345  

— Знаешь что?

— Знаю…

Они качнулись друг к другу. Обнялись. Замерли.

Алена обнимала его так, будто это ее сын, вскормленный и выстраданный, который пришел к ней из опасности и опять должен уйти в опасность. Она обнимала его, будто это был дивный ковбой в широкой шляпе. И не было такой силы, которая могла бы развести их по разным жизненным пространствам.

Алена вздохнула прерывисто — так вздыхает наплакавшийся ребенок. Так вздыхает пересохшая земля после дождя. Было ясно все, кроме одного: почему она, Елена Андреевна Журавлева, такая красивая, положительная, способная к устойчивому чувству, — почему изо всего мужского населения страны она выбрала именно Николаева-мамсика и показушника, к тому же одного с ней роста?

Это была одна из тайн Земли, которую никто никогда не разгадает. Да и не надо.

Вечером Николаев уходил.

Алена ждала: он скажет еще что-то, кроме «пока». Смотрела в его лицо, а он — куда-то вверх. У него были желтоватые белки и выражение, которое она не любила.

Потом он сказал:

— Пока.

И ушел.

Лифт не работал. Николаев сбегал по лестнице, и некоторое время был слышен ритмический рисунок его шагов.

Утром Алена проснулась с ощущением, что ей все надоело.

Стечение обстоятельств

Работник четыреста восемьдесят третьего почтового отделения Клавдия Ивановна Прохоренко, а точнее — тетя Клава — почтовичка, дождалась конца рабочего дня и пошла в гастроном.

Гастроном был в том же доме, что и почта, только с другой стороны, а с третьей и четвертой сторон размещались: химчистка, комбинат бытового обслуживания, столовая и парикмахерская с косметическим кабинетом.

Такие удобства воздвигли рядом с общежитием для студентов-иностранцев, чтобы не бегали туда-сюда по всему городу, а все у них было под рукой: и почта, и парикмахерская.

Тетя Клава вошла в гастроном. Студенты в пестрых одеждах бродили, как озябшие заморские птицы, и, глядя на дымно-курчавые головы негров, тетя Клава думала: «На что им парикмахерская? Их хоть причесывай, хоть не причесывай…»

Мясной отдел был беден в конце дня. Импортные куры в красивых целлофановых пакетах выглядели такими каменно промерзшими, будто их забили до нашей эры и хранили до сегодняшнего дня в районе вечной мерзлоты.

Тетя Клава обвела прилавок скучным взором и поехала на базар.

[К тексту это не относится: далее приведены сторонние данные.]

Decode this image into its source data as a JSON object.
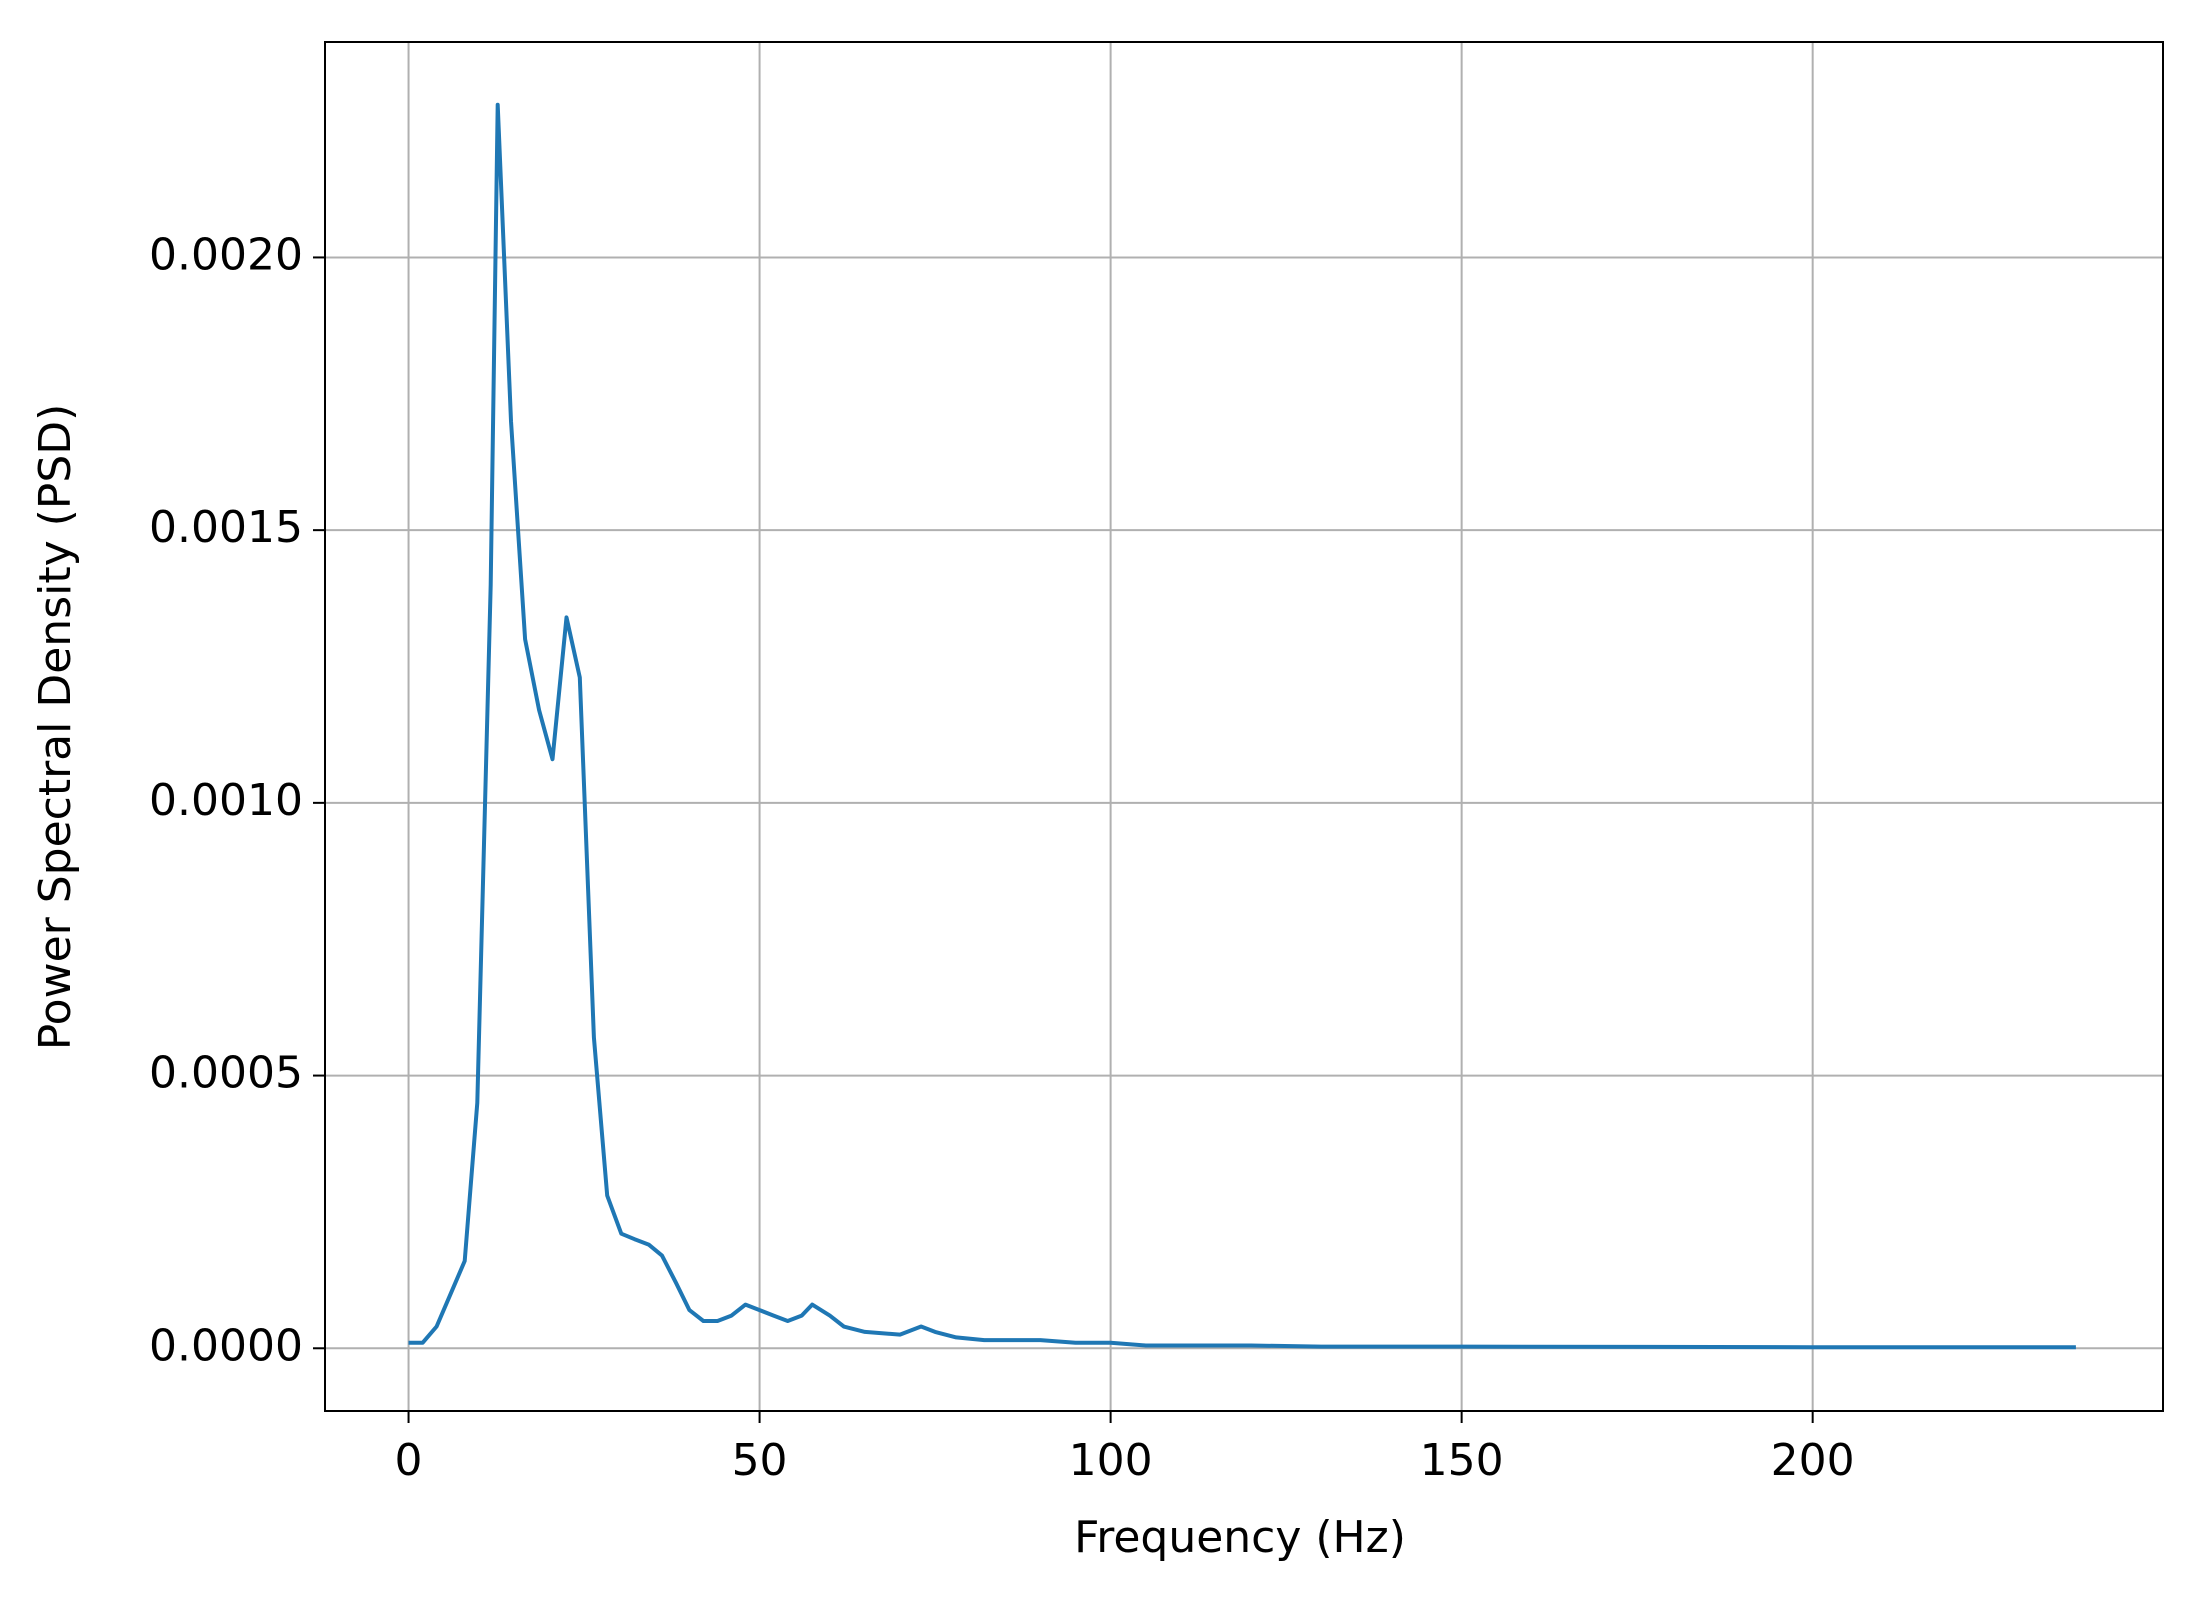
{
  "chart_data": {
    "type": "line",
    "x_label": "Frequency (Hz)",
    "y_label": "Power Spectral Density (PSD)",
    "x": [
      0,
      2,
      4,
      6,
      8,
      9.8,
      11.7,
      12.7,
      14.6,
      16.6,
      18.6,
      20.5,
      22.5,
      24.4,
      26.4,
      28.3,
      30.3,
      32.2,
      34.2,
      36.1,
      38.1,
      40,
      42,
      44,
      46,
      48,
      50,
      52,
      54,
      56,
      57.5,
      60,
      62,
      65,
      70,
      73,
      75,
      78,
      82,
      90,
      95,
      100,
      105,
      120,
      130,
      150,
      200,
      237.5
    ],
    "series": [
      {
        "name": "PSD",
        "color": "#1f77b4",
        "values": [
          1e-05,
          1e-05,
          4e-05,
          0.0001,
          0.00016,
          0.00045,
          0.0014,
          0.00228,
          0.0017,
          0.0013,
          0.00117,
          0.00108,
          0.00134,
          0.00123,
          0.00057,
          0.00028,
          0.00021,
          0.0002,
          0.00019,
          0.00017,
          0.00012,
          7e-05,
          5e-05,
          5e-05,
          6e-05,
          8e-05,
          7e-05,
          6e-05,
          5e-05,
          6e-05,
          8e-05,
          6e-05,
          4e-05,
          3e-05,
          2.5e-05,
          4e-05,
          3e-05,
          2e-05,
          1.5e-05,
          1.5e-05,
          1e-05,
          1e-05,
          5e-06,
          5e-06,
          3e-06,
          3e-06,
          2e-06,
          2e-06
        ]
      }
    ],
    "xlim": [
      -11.9,
      249.9
    ],
    "ylim": [
      -0.000115,
      0.002395
    ],
    "xticks": [
      0,
      50,
      100,
      150,
      200
    ],
    "yticks": [
      {
        "value": 0,
        "label": "0.0000"
      },
      {
        "value": 0.0005,
        "label": "0.0005"
      },
      {
        "value": 0.001,
        "label": "0.0010"
      },
      {
        "value": 0.0015,
        "label": "0.0015"
      },
      {
        "value": 0.002,
        "label": "0.0020"
      }
    ],
    "grid": true
  }
}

Базар всегда волновал ее, как когда-то в молодости волновала танцплощадка: возможностью выбора и ожиданием удачи, счастливого случая. И сейчас, входя под своды Черемушкинского рынка, тетя Клава испытала забытое теснение в груди.

Базар встретил ее щедрой осенью, хотя за порогом стояла грязная авитаминозная весна.

Сразу при входе начинались цветы. Они существовали в ведрах с водой, совершенно обособленные от своих заземленных хозяев.

Поговаривали, что цветы эти поморожены, что лукавые хозяева смачивают их в специальном растворе, и цветы вянут в ту же секунду, как только их приносишь домой. Может, это и было правдой. Но, глядя на пионы и розы, на их хрупкую живую нежность, трудно было себе представить, что эта красота кончится, иссякнет когда-нибудь.

Мяса на базаре не было. Видимо, колхозники все продали с утра, сдали весы и уехали к себе в деревню. Тетя Клава долго бродила среди прилавков без дела, потом купила кулек тыквенных семечек и направилась к выходу.

У самых дверей ей повстречалась высокая худая баба в расстегнутом ватнике. Из-под ватника, вытянув шею, выглядывал цыпленок. Он был грязный, облезлый, походил на маленького спившегося орла.

— Сколько стоит этот гусь? — спросила тетя Клава и сняла с губ шелуху от тыквенных семечек.

Баба внимательно оглядела тетю Клаву от шапки, украшенной лисьим хвостом, до туфель на микропоре и сказала:

— Сами вы, гражданка, гусь…

В автобусе все места оказались заняты. Тетя Клава строго оглядела пассажиров, ожидая поймать чей-нибудь виновато бегающий взгляд. Но пассажиры сосредоточенно читали газеты или, глядя в запыленные окна, просматривали в уме свою жизнь.

Тетя Клава встала поустойчивее и тоже стала смотреть перед собой с независимым видом. В ее напряженных глазах отчетливо читалась гордость, настоянная на обиде.

Обида была не в том, что все сидят, а тетя Клава стоит. Это мелочь. Обидно было, что тетя Клава стоит единственная во всем автобусе. Только ей и не хватило места. И так было всегда.